In his verdict, Justice Kan found that Zailani and Rachel shared a common intention to commit burglary, and they also armed themselves with the wooden pestle, which was used as the murder weapon to kill 68-year-old Chi Tue Tiong. He stated that based on their decision to arm themselves with a wooden pestle, the couple must have had the intention to cause grievous hurt if necessary, since they had the knowledge that the old man could recognize them if he either confronted them or they ran away before he discovered the burglary. He also stated that the fatal injuries were intentionally inflicted in furtherance of the pair's common intention to commit burglary, and even if it was Rachel who caused the fatal wounds in the present case, Zailani would still be held responsible for murder.

Also, Justice Kan rejected Zailani's defence of diminished responsibility, because he agreed with Dr Tommy Tan that Zailani was in full control of his faculties, and he referred to Zailani's selective memory and the multiple inconsistencies between his court account and police statements, determining that Zailani was a poor and unsatisfactory witness, and he also agreed with Dr Tan's contention that Zailani was prone to malingering.

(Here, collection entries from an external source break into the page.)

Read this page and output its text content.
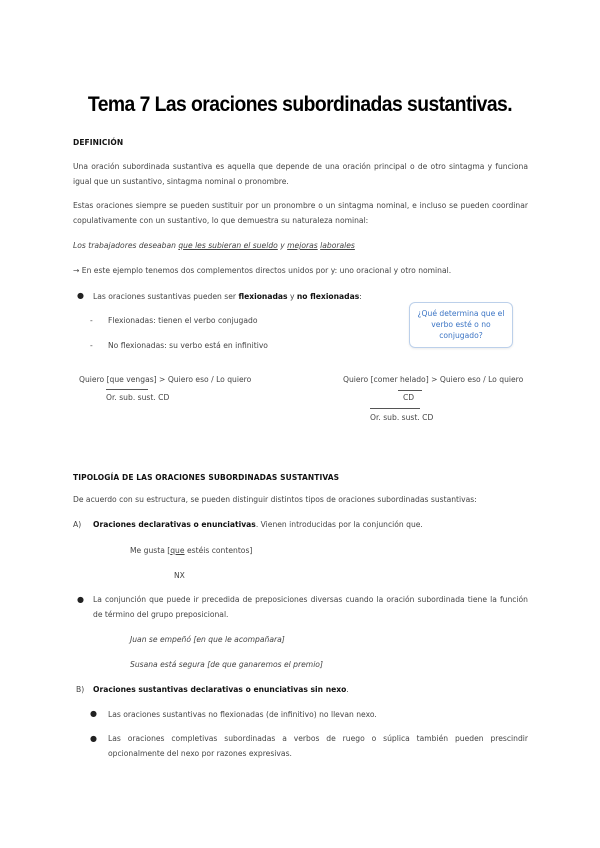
Tema 7 Las oraciones subordinadas sustantivas.
DEFINICIÓN
Una oración subordinada sustantiva es aquella que depende de una oración principal o de otro sintagma y funciona igual que un sustantivo, sintagma nominal o pronombre.
Estas oraciones siempre se pueden sustituir por un pronombre o un sintagma nominal, e incluso se pueden coordinar copulativamente con un sustantivo, lo que demuestra su naturaleza nominal:
Los trabajadores deseaban que les subieran el sueldo y mejoras laborales
→ En este ejemplo tenemos dos complementos directos unidos por y: uno oracional y otro nominal.
● Las oraciones sustantivas pueden ser flexionadas y no flexionadas:
- Flexionadas: tienen el verbo conjugado
- No flexionadas: su verbo está en infinitivo
¿Qué determina que el verbo esté o no conjugado?
Quiero [que vengas] > Quiero eso / Lo quiero
Or. sub. sust. CD
Quiero [comer helado] > Quiero eso / Lo quiero
CD
Or. sub. sust. CD
TIPOLOGÍA DE LAS ORACIONES SUBORDINADAS SUSTANTIVAS
De acuerdo con su estructura, se pueden distinguir distintos tipos de oraciones subordinadas sustantivas:
A) Oraciones declarativas o enunciativas. Vienen introducidas por la conjunción que.
Me gusta [que estéis contentos]
NX
● La conjunción que puede ir precedida de preposiciones diversas cuando la oración subordinada tiene la función de término del grupo preposicional.
Juan se empeñó [en que le acompañara]
Susana está segura [de que ganaremos el premio]
B) Oraciones sustantivas declarativas o enunciativas sin nexo.
● Las oraciones sustantivas no flexionadas (de infinitivo) no llevan nexo.
● Las oraciones completivas subordinadas a verbos de ruego o súplica también pueden prescindir opcionalmente del nexo por razones expresivas.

His actions, per Justice Kan's words, were not consistent with a person suffering from an abnormality of the mind, since he retained his awareness and consciousness of his actions and magnitude of the offence committed. He also accepted that the statements made by Zailani were given voluntarily.

As a result, 36-year-old Zailani bin Ahmad was found guilty of murder and sentenced to death. Under Section 302 of the Penal Code, the death penalty was mandated as the sole punishment for murder within the jurisdiction of Singapore.

==Aftermath==
On 23 November 2004, Zailani's appeal was dismissed by the Court of Appeal's three judges - Chief Justice Yong Pung How, Justice M P H Rubin and Judge of Appeal Chao Hick Tin - who all agreed that Zailani was in full control of his faculties at the time he murdered Chi Tue Tiong. It was reported that after the loss of his appeal, Zailani shouted expletives at the judges before he was forcibly dragged out of court by officers who covered his mouth.

In the aftermath, True Files, a Singaporean crime show, re-enacted the Chi Tue Tiong murder case and aired it as the seventh episode of the show's fourth season on 14 May 2006. It was heavily implied that after the rejection of his appeal, Zailani had since been hanged for murdering Chi before the broadcast of the episode, although his date of execution was unknown. Ismail Hamid, who formerly represented Zailani, recounted that Zailani was stunned and shocked at the verdict of death during his trial, as Zailani believed throughout that his claims of having killed Chi under the influence of a sleeping pill overdose could be accepted by the trial court. It was also mentioned that Rachel, who remained at large in Indonesia, would also be executed alongside Zailani for Chi's murder should she be arrested and charged in court before her escape, but she has never been arrested or convicted for her role in the killing.